The United States, meanwhile, is gradually gaining momentum while China and other emerging economies appear on track for gradual slowdowns without crashing, the IMF said.
But the gains are precarious. Should the eurozone crisis erupt once more, it could trigger a widespread dumping of risky assets and rob 2% from global growth over two years and 3.5% from the eurozone, the fund warned.
Additionally, a 50% increase in the price of oil would lower global output by 1.25%, it said.
To secure the global recovery, the IMF urged central banks in the United States, eurozone and Japan to stand ready to deliver further monetary easing; governments to exercise caution over the pace of budget cutbacks wherever feasible; and Europe to consider using public funds to recapitalise banks. Eurozone shaky, US improves
While European leaders have made “major progress” in building firewalls against financial contagion, the region faces a tricky balance of cutting government debt and restoring competitiveness without excessively stifling growth, it warned.
European banks also are deleveraging, which will reduce their balance sheets by $2.6 trillion over the next two years and slice about 1 percentage point from growth this year alone.
“Bad news on the macroeconomic or political front still carries the risk of triggering the type of dynamics we saw last fall,” the IMF said.
The eurozone is likely to endure a mild recession this year, shrinking by 0.3% and then posting 0.9% growth in 2013, the IMF said. That is a minor improvement from the 0.5% 2011 contraction followed by 0.8% growth that it forecast in January.
The United States, meanwhile, is “pulling itself up by its bootstraps” as domestic conditions improve, the IMF said, though the pace of growth remains constrained by an indebted consumer, high unemployment and a weak housing market.
The IMF lifted its forecast for the US to 2.1% this year, up from 1.8% in January. For 2013, it nudged up the forecast to 2.4% from 2.2%. It sees unemployment this year holding at its current level of 8.2% and inching down in 2013 to 7.9%.
Despite the improvement, the fate of the United States remains deeply intertwined with that of the eurozone, where renewed problems could rob 1.5 percentage point from the outlook.
“A flare-up in the euro area from increased sovereign and bank stress could easily undermine confidence in the US corporate sector and thereby squeeze investment and demand, undermining growth,” the IMF said.
The United States faces its own fiscal challenges, made worse by political fights that have delayed work on crafting a medium-term plan to reduce its budget deficit.
If tax cuts expire at the end of this year and planned budget cuts kick in, the United States will face an abrupt fiscal tightening.
“Such massive adjustment could significantly undermine the economic recovery,” the IMF said. Emerging economies resilient
The IMF is sanguine on the outlook for China, leaving its growth forecasts unchanged at 8.2% this year and 8.8% in 2013. Strong domestic investment and growing consumption as the middle class expands are supporting growth offsetting a slowing exports.

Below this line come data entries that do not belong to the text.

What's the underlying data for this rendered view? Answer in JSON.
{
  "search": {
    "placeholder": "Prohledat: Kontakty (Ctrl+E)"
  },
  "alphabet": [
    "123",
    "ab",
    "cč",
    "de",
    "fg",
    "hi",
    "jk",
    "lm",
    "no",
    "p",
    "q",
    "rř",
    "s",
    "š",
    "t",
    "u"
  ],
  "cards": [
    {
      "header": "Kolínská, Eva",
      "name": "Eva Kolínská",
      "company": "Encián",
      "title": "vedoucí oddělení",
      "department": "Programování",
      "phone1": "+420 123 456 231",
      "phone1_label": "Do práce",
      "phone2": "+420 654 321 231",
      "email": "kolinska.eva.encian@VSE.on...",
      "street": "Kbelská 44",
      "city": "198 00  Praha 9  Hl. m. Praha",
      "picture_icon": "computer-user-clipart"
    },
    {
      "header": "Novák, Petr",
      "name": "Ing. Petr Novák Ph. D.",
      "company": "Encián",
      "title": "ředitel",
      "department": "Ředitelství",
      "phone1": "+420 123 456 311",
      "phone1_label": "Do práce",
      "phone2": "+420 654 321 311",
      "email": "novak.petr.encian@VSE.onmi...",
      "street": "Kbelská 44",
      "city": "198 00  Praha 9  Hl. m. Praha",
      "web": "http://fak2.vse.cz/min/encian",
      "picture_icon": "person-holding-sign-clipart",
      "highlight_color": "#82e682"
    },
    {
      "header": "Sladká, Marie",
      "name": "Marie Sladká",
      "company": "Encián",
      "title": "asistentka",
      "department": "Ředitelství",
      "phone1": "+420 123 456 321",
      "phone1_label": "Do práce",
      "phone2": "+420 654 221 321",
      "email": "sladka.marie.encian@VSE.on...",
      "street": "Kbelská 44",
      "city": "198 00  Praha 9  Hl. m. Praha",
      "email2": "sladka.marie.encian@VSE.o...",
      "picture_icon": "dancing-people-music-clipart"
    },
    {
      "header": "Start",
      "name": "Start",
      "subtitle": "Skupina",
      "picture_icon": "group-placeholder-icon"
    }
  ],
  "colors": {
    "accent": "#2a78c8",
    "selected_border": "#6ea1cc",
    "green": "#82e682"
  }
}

IMF deputy director of research Joerg Decressin, speaking at a news conference, welcomed Beijing’s decision last weekend to allow China’s currency to fluctuate within a narrow band and said more flexibility would help in rebalancing its economy toward internal consumption.
He said it was unclear whether the Chinese yuan was fairly valued, since the IMF is reviewing its methodology for evaluating currencies.
Emerging and developing economies overall are seen growing by 5.7% this year and by 6% next year, upwardly revised from 5.4% and 5.9% from January.
Their challenge is to prevent overheating while retaining room for fiscal and monetary stimulus should dangers from the eurozone or high oil prices spill over, the IMF said.